Adempimenti Siti Web
Crediamo di farvi cosa gradita riportando qui di seguito le principali norme riguardanti i Siti Web.
DPR 404
Il DPR 404 del 5 ottobre 2001 ha modificato in senso ampliativo quanto previsto dal DPR 633/72, prescrivendo che ogni attività con fini di lucro che apre un sito Web ha l’obbligo di introdurre il numero della partita IVA già nella home page.
La disposizione implica in sostanza che non basta inserire l’anagrafica dell’azienda in qualche sottopagina annidata, ma deve essere ben presente già nella pagina di apertura del sito.
Inoltre, come recita la Risoluzione 60 di maggio 2006 della Agenzia delle Entrate, «il numero di Partita IVA, attribuito dagli Uffici dell’Agenzia a quanti intraprendono l’esercizio di impresa, arte o professione nel territorio dello Stato, deve essere indicato nella home-page del sito Web anche nel caso in cui il sito venga utilizzato per scopi meramente propagandistici e pubblicitari, senza il compimento di attività di commercio elettronico».
La novità è che sono iniziate a fioccare delle multe ad alcune aziende che invece non si sono attenute a questa normativa, per ignoranza o per semplice negligenza.

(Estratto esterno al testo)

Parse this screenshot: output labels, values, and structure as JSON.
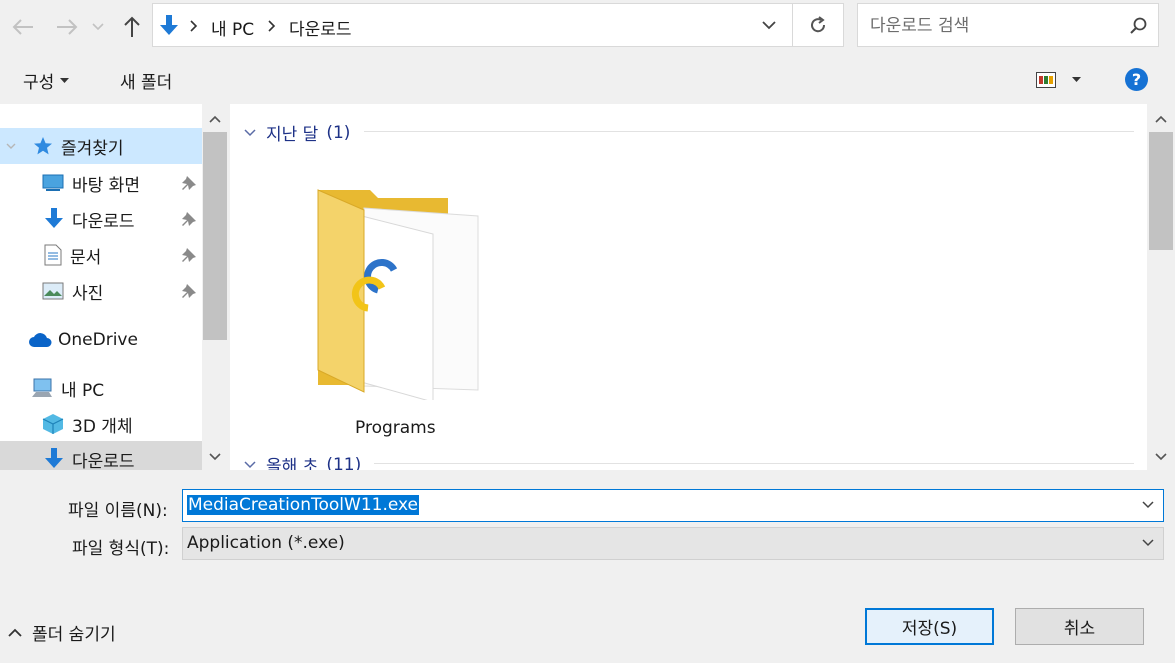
{
  "address_bar": {
    "breadcrumb": [
      "내 PC",
      "다운로드"
    ],
    "search_placeholder": "다운로드 검색"
  },
  "toolbar": {
    "organize_label": "구성",
    "new_folder_label": "새 폴더"
  },
  "nav": {
    "quick_access": "즐겨찾기",
    "items": [
      {
        "label": "바탕 화면",
        "icon": "desktop-icon",
        "pinned": true
      },
      {
        "label": "다운로드",
        "icon": "download-icon",
        "pinned": true
      },
      {
        "label": "문서",
        "icon": "documents-icon",
        "pinned": true
      },
      {
        "label": "사진",
        "icon": "pictures-icon",
        "pinned": true
      }
    ],
    "onedrive": "OneDrive",
    "this_pc": "내 PC",
    "pc_items": [
      {
        "label": "3D 개체",
        "icon": "3d-objects-icon"
      },
      {
        "label": "다운로드",
        "icon": "download-icon"
      }
    ]
  },
  "content": {
    "groups": [
      {
        "name": "지난 달",
        "count": "(1)"
      },
      {
        "name": "올해 초",
        "count": "(11)"
      }
    ],
    "files": [
      {
        "name": "Programs",
        "icon": "folder-icon"
      }
    ]
  },
  "form": {
    "filename_label": "파일 이름(N):",
    "filename_value": "MediaCreationToolW11.exe",
    "filetype_label": "파일 형식(T):",
    "filetype_value": "Application (*.exe)"
  },
  "footer": {
    "hide_folders_label": "폴더 숨기기",
    "save_label": "저장(S)",
    "cancel_label": "취소"
  },
  "colors": {
    "accent": "#0078d7",
    "group_header": "#1e3287",
    "selected_nav": "#cce8ff"
  }
}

Non si tratta di multe milionarie, per fortuna dei proprietari dei siti inadempienti, dal momento che la sanzione oscilla tra i 258 e i 2.065 euro, definita nel d.lgs. 472/1997. Ciononostante è più che opportuno verificare la condizione del proprio sito Web aziendale per assicurarsi che non ci si esponga al rischio di impinguare ulteriormente il legittimo prelievo esercitato dall’Agenzia delle Entrate anche a causa di distrazioni o di superficialità.
Art. 2250 Codice Civile. Normative per la pubblicazione
Indicazioni obbligatorie sui siti web. Art. 2250 del Codice Civile
Segnaliamo che in base alla Normativa Comunitaria e più precisamente la legge 88 del 2009, già pubblicata in Gazzetta Ufficiale il 14 luglio 2998, sul Supplemento Ordinario vengono disposti alcuni obblighi in più in materia di inormazioni e indicazioni negli atti e nella corrispondenza, per le società di capitale.
Per essere più precisi, sono state introdotte modifiche, in base agli obblighi comunitari, all’art. 2250 del Codice Civile, secondo cui:
Art. 2250. Indicazione negli atti e nella corrispondenza.
Negli atti e nella corrispondenza delle società soggette all’obbligo dell’iscrizione nel registro delle imprese [2188]devono essere indicati la sede della società e l’ufficio del registro delle imprese presso il quale questa è iscritta [2199, 2200] e il numero d’iscrizione.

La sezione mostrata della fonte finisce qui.